“Each individual life is a matter of pure chance. We do not choose who we are,” Michael Levitt, Nobel Laureate in Chemistry, has said.
“Life is not fair. All measures have a distribution. Some individuals are lucky, others are not. There is no natural law of equality,” he said at a lecture held at the Cochin University of Science and Technology (Cusat) here on Friday.
Mr. Levitt, who won the prestigious honour for the development of multi-scale models for complex chemical systems in 2013, said that “the time-dependent equations governing life are not deterministic – just like three billiard balls or water molecules, they are chaotic.”
Stating that we have to learn from biology, Mr. Levitt said “the important [aspect] is we did not create. We did not create flower. We did not create people. With time Eukaryotes [an organism consisting of a cell or cells in which the genetic material is DNA in the form of chromosomes contained within a distinct nucleus] have become more complicated and therefore more diverse.”
“This way they have more different behaviours rather like a smart investor that diversifies his investments. Because the future is unpredictable, the most diverse species have more chance to survive.
“Evolution of Eukaryotes is not survival of the fittest. It is survival of the most diverse,” he said.
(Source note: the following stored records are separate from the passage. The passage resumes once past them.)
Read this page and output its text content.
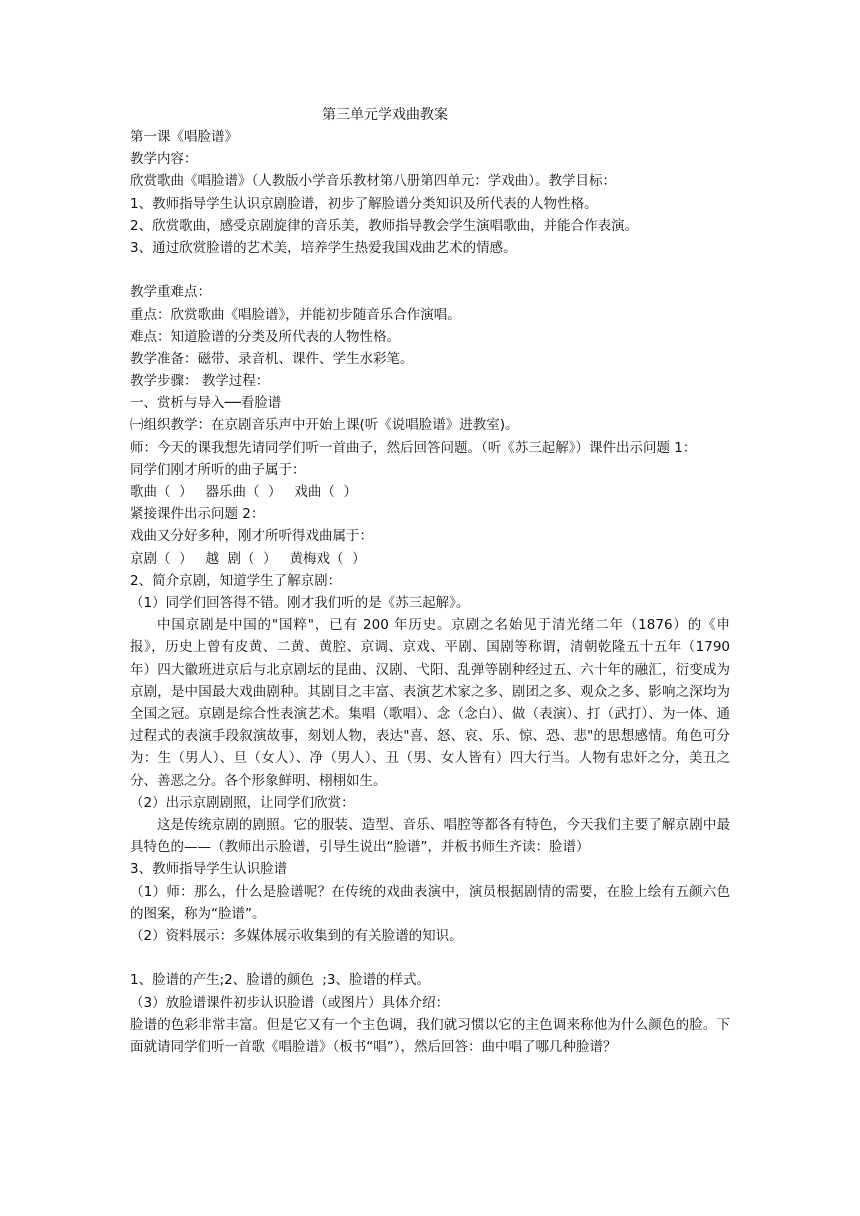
第三单元学戏曲教案

第一课《唱脸谱》

教学内容：

欣赏歌曲《唱脸谱》（人教版小学音乐教材第八册第四单元：学戏曲）。教学目标：

1、教师指导学生认识京剧脸谱，初步了解脸谱分类知识及所代表的人物性格。

2、欣赏歌曲，感受京剧旋律的音乐美，教师指导教会学生演唱歌曲，并能合作表演。

3、通过欣赏脸谱的艺术美，培养学生热爱我国戏曲艺术的情感。

教学重难点：

重点：欣赏歌曲《唱脸谱》，并能初步随音乐合作演唱。

难点：知道脸谱的分类及所代表的人物性格。

教学准备：磁带、录音机、课件、学生水彩笔。

教学步骤： 教学过程：

一、赏析与导入──看脸谱

㈠组织教学：在京剧音乐声中开始上课(听《说唱脸谱》进教室)。

师：今天的课我想先请同学们听一首曲子，然后回答问题。（听《苏三起解》）课件出示问题 1：

同学们刚才所听的曲子属于：

歌曲（  ）   器乐曲（  ）   戏曲（  ）

紧接课件出示问题 2：

戏曲又分好多种，刚才所听得戏曲属于：

京剧（  ）   越  剧（  ）   黄梅戏（  ）

2、简介京剧，知道学生了解京剧：

（1）同学们回答得不错。刚才我们听的是《苏三起解》。

中国京剧是中国的"国粹"，已有 200 年历史。京剧之名始见于清光绪二年（1876）的《申报》，历史上曾有皮黄、二黄、黄腔、京调、京戏、平剧、国剧等称谓，清朝乾隆五十五年（1790 年）四大徽班进京后与北京剧坛的昆曲、汉剧、弋阳、乱弹等剧种经过五、六十年的融汇，衍变成为京剧，是中国最大戏曲剧种。其剧目之丰富、表演艺术家之多、剧团之多、观众之多、影响之深均为全国之冠。京剧是综合性表演艺术。集唱（歌唱）、念（念白）、做（表演）、打（武打）、为一体、通过程式的表演手段叙演故事，刻划人物，表达"喜、怒、哀、乐、惊、恐、悲"的思想感情。角色可分为：生（男人）、旦（女人）、净（男人）、丑（男、女人皆有）四大行当。人物有忠奸之分，美丑之分、善恶之分。各个形象鲜明、栩栩如生。

（2）出示京剧剧照，让同学们欣赏：

这是传统京剧的剧照。它的服装、造型、音乐、唱腔等都各有特色，今天我们主要了解京剧中最具特色的——（教师出示脸谱，引导生说出“脸谱”，并板书师生齐读：脸谱）

3、教师指导学生认识脸谱

（1）师：那么，什么是脸谱呢？在传统的戏曲表演中，演员根据剧情的需要，在脸上绘有五颜六色的图案，称为“脸谱”。

（2）资料展示：多媒体展示收集到的有关脸谱的知识。

1、脸谱的产生;2、脸谱的颜色  ;3、脸谱的样式。

（3）放脸谱课件初步认识脸谱（或图片）具体介绍：

脸谱的色彩非常丰富。但是它又有一个主色调，我们就习惯以它的主色调来称他为什么颜色的脸。下面就请同学们听一首歌《唱脸谱》（板书“唱”），然后回答：曲中唱了哪几种脸谱？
Mr. Levitt said society was better when there were lives of decency for everyone.
“We cannot make people identical as we need diversity for long-term survival. We cannot prevent bad things happening to some individuals,” he said.
Mr. Levitt, who had faced the ire of protesters while holidaying with his wife on the Alappuzha backwaters on January 8, praised Kerala for its scenic beauty. “The world needs more places like Kerala,” he said.
Mr. Levitt also inaugurated the Prof N.R. Madhava Menon Inter-disciplinary Centre for Research Ethics and Protocols under the School of Legal Studies on the occasion. Vice-Chancellor K.N. Madhusoodanan and Pro Vice-Chancellor P.G. Sankaran were among those who spoke on the occasion.